Stroke Systems of Care: Policy Evidence Assessment Reports

At a glance

Policy evidence assessment reports prioritize stroke policy interventions by these evidence levels: best, promising, or emerging.

Background

Stroke is a leading cause of death and serious disability in the United States.1 There are life-saving treatments for stroke, but patients must receive them in a timely manner.

State and regional stroke systems of care coordinate and promote timely patient access to the full range of activities and services associated with stroke prevention, treatment, and rehabilitation.2 Stroke systems of care improve patient care and support throughout the patient's health care journey—from the first symptoms of stroke, emergency medical services (EMS) transport and hospital care, to follow-up with outpatient providers.

Stroke pre-notification of receiving facility by emergency medical service (EMS) providers.
Pre-hospital, EMS providers.
Emergency medical service (EMS) triage and transport to most appropriate stroke facility.
Pre-hospital EMS triage and transport.
Air medical transport to most appropriate stroke facility.
Pre-hospital, air medical transport.
Inter-facility transfer to most appropriate stroke facility.
Pre-hospital, inter-facility transfer.
Telestroke to initiate treatment on-site.
In-hospital/post-hospital, telestroke to initiate treatment.
State-level continuous quality improvement (CQI) registry.
In-hospital/post-hospital, state-level continuous quality improvement.
Nationally certified primary stroke centers (PSCs)
In-hospital/post-hospital, nationally certified primary stroke centers.
State standards for primary stroke centers (PSCs).
In-hospital/post-hospital, state standards for PSCs.

About the reports

In May 2017, the Centers for Disease Control and Prevention, Division for Heart Disease and Stroke Prevention (DHDSP) assessed the best available evidence for 7 policy interventions to improve pre-hospital stroke care; these interventions were addressed in state law. Pre-hospital stroke care includes all emergency medical care provided to the stroke patient before the handoff of the patient from EMS providers to staff at the acute care facility.

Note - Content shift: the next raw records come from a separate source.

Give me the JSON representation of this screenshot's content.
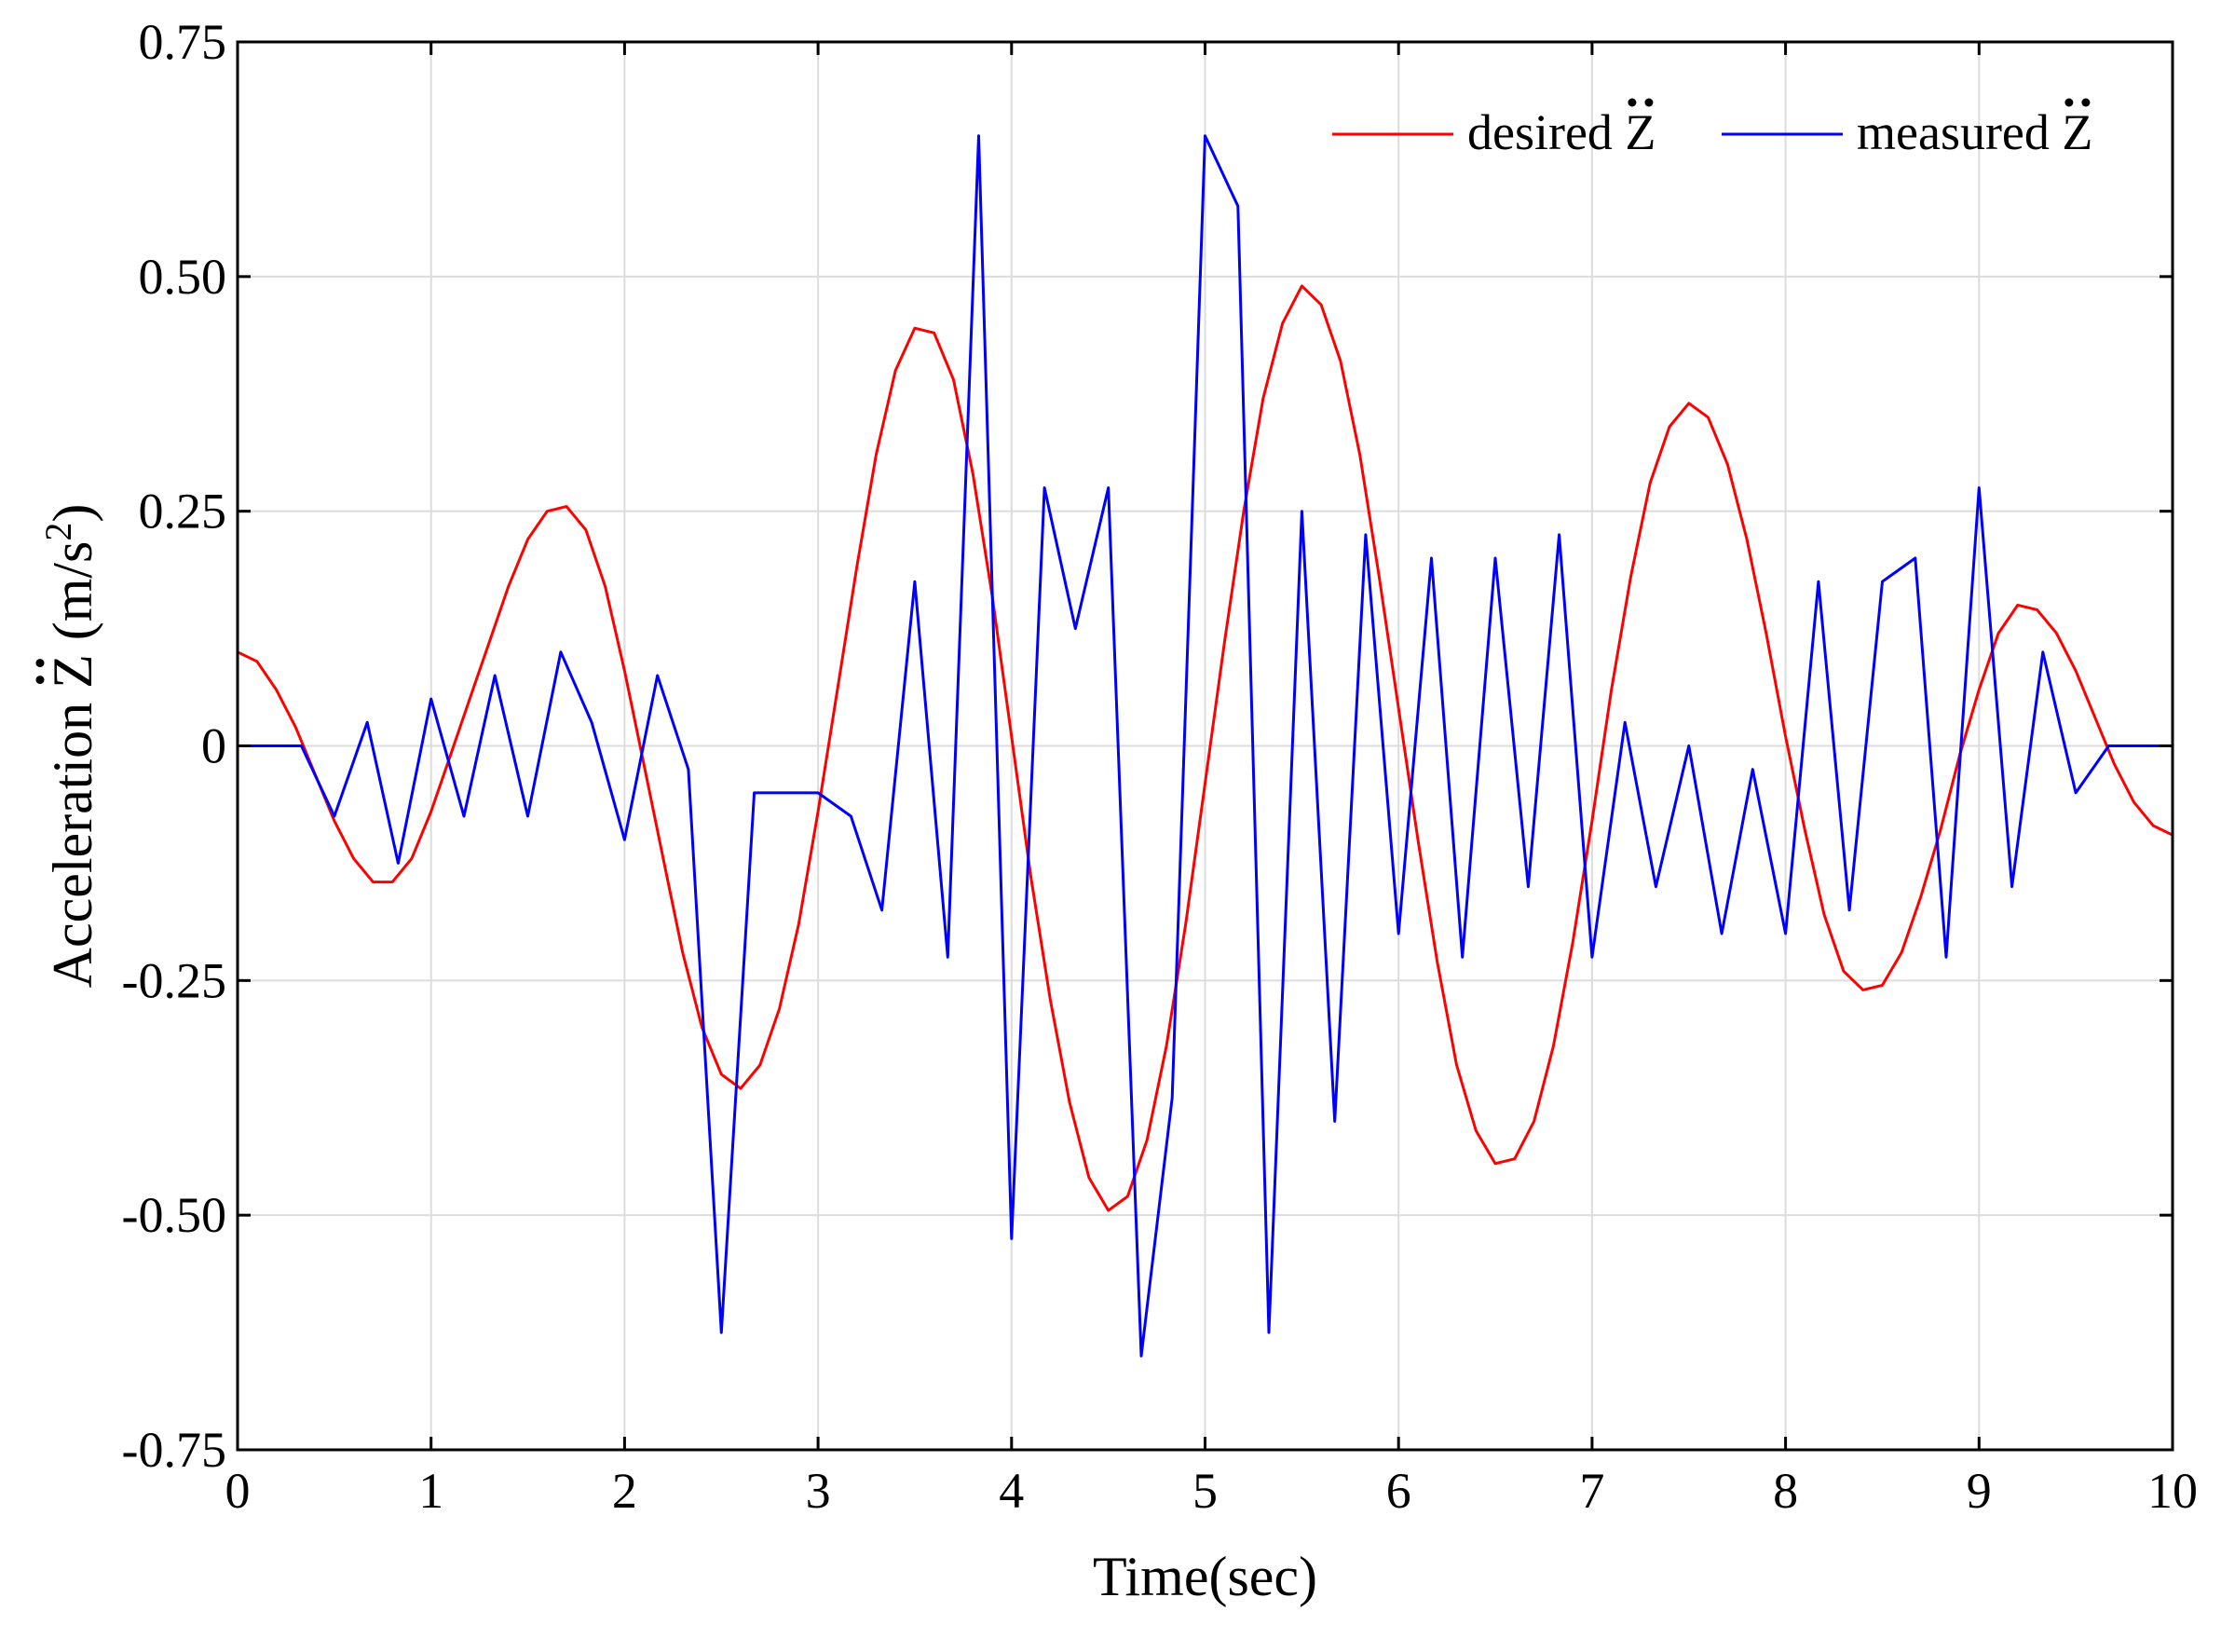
{
  "chart_data": {
    "type": "line",
    "title": "",
    "xlabel": "Time(sec)",
    "ylabel": "Acceleration Z̈ (m/s²)",
    "ylabel_parts": {
      "prefix": "Acceleration ",
      "symbol": "Z",
      "unit_open": " (m/s",
      "unit_exp": "2",
      "unit_close": ")"
    },
    "xlim": [
      0,
      10
    ],
    "ylim": [
      -0.75,
      0.75
    ],
    "xticks": [
      0,
      1,
      2,
      3,
      4,
      5,
      6,
      7,
      8,
      9,
      10
    ],
    "xtick_labels": [
      "0",
      "1",
      "2",
      "3",
      "4",
      "5",
      "6",
      "7",
      "8",
      "9",
      "10"
    ],
    "yticks": [
      0.75,
      0.5,
      0.25,
      0,
      -0.25,
      -0.5,
      -0.75
    ],
    "ytick_labels": [
      "0.75",
      "0.50",
      "0.25",
      "0",
      "-0.25",
      "-0.50",
      "-0.75"
    ],
    "grid": true,
    "legend_position": "top-right",
    "series": [
      {
        "name": "desired Z̈",
        "legend_word": "desired",
        "legend_symbol": "Z",
        "color": "#ff0000",
        "x": [
          0,
          0.1,
          0.2,
          0.3,
          0.4,
          0.5,
          0.6,
          0.7,
          0.8,
          0.9,
          1.0,
          1.1,
          1.2,
          1.3,
          1.4,
          1.5,
          1.6,
          1.7,
          1.8,
          1.9,
          2.0,
          2.1,
          2.2,
          2.3,
          2.4,
          2.5,
          2.6,
          2.7,
          2.8,
          2.9,
          3.0,
          3.1,
          3.2,
          3.3,
          3.4,
          3.5,
          3.6,
          3.7,
          3.8,
          3.9,
          4.0,
          4.1,
          4.2,
          4.3,
          4.4,
          4.5,
          4.6,
          4.7,
          4.8,
          4.9,
          5.0,
          5.1,
          5.2,
          5.3,
          5.4,
          5.5,
          5.6,
          5.7,
          5.8,
          5.9,
          6.0,
          6.1,
          6.2,
          6.3,
          6.4,
          6.5,
          6.6,
          6.7,
          6.8,
          6.9,
          7.0,
          7.1,
          7.2,
          7.3,
          7.4,
          7.5,
          7.6,
          7.7,
          7.8,
          7.9,
          8.0,
          8.1,
          8.2,
          8.3,
          8.4,
          8.5,
          8.6,
          8.7,
          8.8,
          8.9,
          9.0,
          9.1,
          9.2,
          9.3,
          9.4,
          9.5,
          9.6,
          9.7,
          9.8,
          9.9,
          10.0
        ],
        "values": [
          0.1,
          0.09,
          0.06,
          0.02,
          -0.03,
          -0.08,
          -0.12,
          -0.145,
          -0.145,
          -0.12,
          -0.07,
          -0.01,
          0.05,
          0.11,
          0.17,
          0.22,
          0.25,
          0.255,
          0.23,
          0.17,
          0.08,
          -0.02,
          -0.12,
          -0.22,
          -0.3,
          -0.35,
          -0.365,
          -0.34,
          -0.28,
          -0.19,
          -0.07,
          0.06,
          0.19,
          0.31,
          0.4,
          0.445,
          0.44,
          0.39,
          0.29,
          0.16,
          0.01,
          -0.14,
          -0.27,
          -0.38,
          -0.46,
          -0.495,
          -0.48,
          -0.42,
          -0.32,
          -0.19,
          -0.04,
          0.11,
          0.25,
          0.37,
          0.45,
          0.49,
          0.47,
          0.41,
          0.31,
          0.18,
          0.04,
          -0.1,
          -0.23,
          -0.34,
          -0.41,
          -0.445,
          -0.44,
          -0.4,
          -0.32,
          -0.21,
          -0.08,
          0.06,
          0.18,
          0.28,
          0.34,
          0.365,
          0.35,
          0.3,
          0.22,
          0.12,
          0.01,
          -0.09,
          -0.18,
          -0.24,
          -0.26,
          -0.255,
          -0.22,
          -0.16,
          -0.09,
          -0.01,
          0.06,
          0.12,
          0.15,
          0.145,
          0.12,
          0.08,
          0.03,
          -0.02,
          -0.06,
          -0.085,
          -0.095
        ]
      },
      {
        "name": "measured Z̈",
        "legend_word": "measured",
        "legend_symbol": "Z",
        "color": "#0000ff",
        "x": [
          0,
          0.17,
          0.33,
          0.5,
          0.67,
          0.83,
          1.0,
          1.17,
          1.33,
          1.5,
          1.67,
          1.83,
          2.0,
          2.17,
          2.33,
          2.5,
          2.67,
          2.83,
          3.0,
          3.17,
          3.33,
          3.5,
          3.67,
          3.83,
          4.0,
          4.17,
          4.33,
          4.5,
          4.67,
          4.83,
          5.0,
          5.17,
          5.33,
          5.5,
          5.67,
          5.83,
          6.0,
          6.17,
          6.33,
          6.5,
          6.67,
          6.83,
          7.0,
          7.17,
          7.33,
          7.5,
          7.67,
          7.83,
          8.0,
          8.17,
          8.33,
          8.5,
          8.67,
          8.83,
          9.0,
          9.17,
          9.33,
          9.5,
          9.67,
          9.83,
          10.0
        ],
        "values": [
          0,
          0,
          0,
          -0.075,
          0.025,
          -0.125,
          0.05,
          -0.075,
          0.075,
          -0.075,
          0.1,
          0.025,
          -0.1,
          0.075,
          -0.025,
          -0.625,
          -0.05,
          -0.05,
          -0.05,
          -0.075,
          -0.175,
          0.175,
          -0.225,
          0.65,
          -0.525,
          0.275,
          0.125,
          0.275,
          -0.65,
          -0.375,
          0.65,
          0.575,
          -0.625,
          0.25,
          -0.4,
          0.225,
          -0.2,
          0.2,
          -0.225,
          0.2,
          -0.15,
          0.225,
          -0.225,
          0.025,
          -0.15,
          0,
          -0.2,
          -0.025,
          -0.2,
          0.175,
          -0.175,
          0.175,
          0.2,
          -0.225,
          0.275,
          -0.15,
          0.1,
          -0.05,
          0,
          0,
          0
        ]
      }
    ]
  }
}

Between May and August 2018, DHDSP assessed the best available evidence for 9 additional policy interventions to improve in-hospital and post-hospital acute stroke care. In-hospital care includes all care provided to the stroke patient at an acute care facility before a patient is discharged. Post-hospital acute stroke care includes all long-term rehabilitative care received by the patient after discharge.

The reports prioritize the stroke policy interventions by these evidence levels: best, promising quality and impact, or emerging.

  • State laws that address the policy interventions with best evidence are expected to have the greatest potential for a positive health impact and an associated economic impact. Examples of positive health outcomes include improved patient access to appropriate stroke treatment and improved neurological outcomes and mortality rates. Economic impacts may include such factors as shorter hospital stays, cost savings, and cost-effectiveness.
  • Those with promising or emerging evidence could also have positive impacts, but the quantity and quality of the evidence for public health impact is limited at this time.

Each report provides evidence summaries for the stroke policy interventions included in the assessment. These include a reference list, positive outcomes observed in intervention studies, and the states in which these outcomes were studied. These summaries are designed to help decision makers and public health organizations determine which policy interventions may be useful in their state.

View a summary of policy interventions by evidence level.

Using the reports

Results of these policy evidence assessments offer decision makers real-world, evidence-informed options for supporting stroke systems of care.

  • State decision makers and public health organizations may consider presenting the reports to stroke task forces and collaboratives, state and local public health agencies, EMS directors, health care providers and payers, and others interested in improving stroke outcomes. These reports can be used with fact sheets about stroke rates and existing stroke policies and programs.
  • State and private sector decision makers may refer to the reports to plan policy interventions to improve stroke care.
  • State and local health agencies and their partners, state legislators, and task forces can use these reports to help drive stroke policy development.
  • Researchers may review these reports to consider evidence gaps to be addressed in future studies.

Disclaimer: The findings and conclusions of these reports are those of the authors and do not necessarily represent the official position of the Centers for Disease Control and Prevention. Furthermore, these reports are not intended to promote any particular legislative, regulatory, or other action.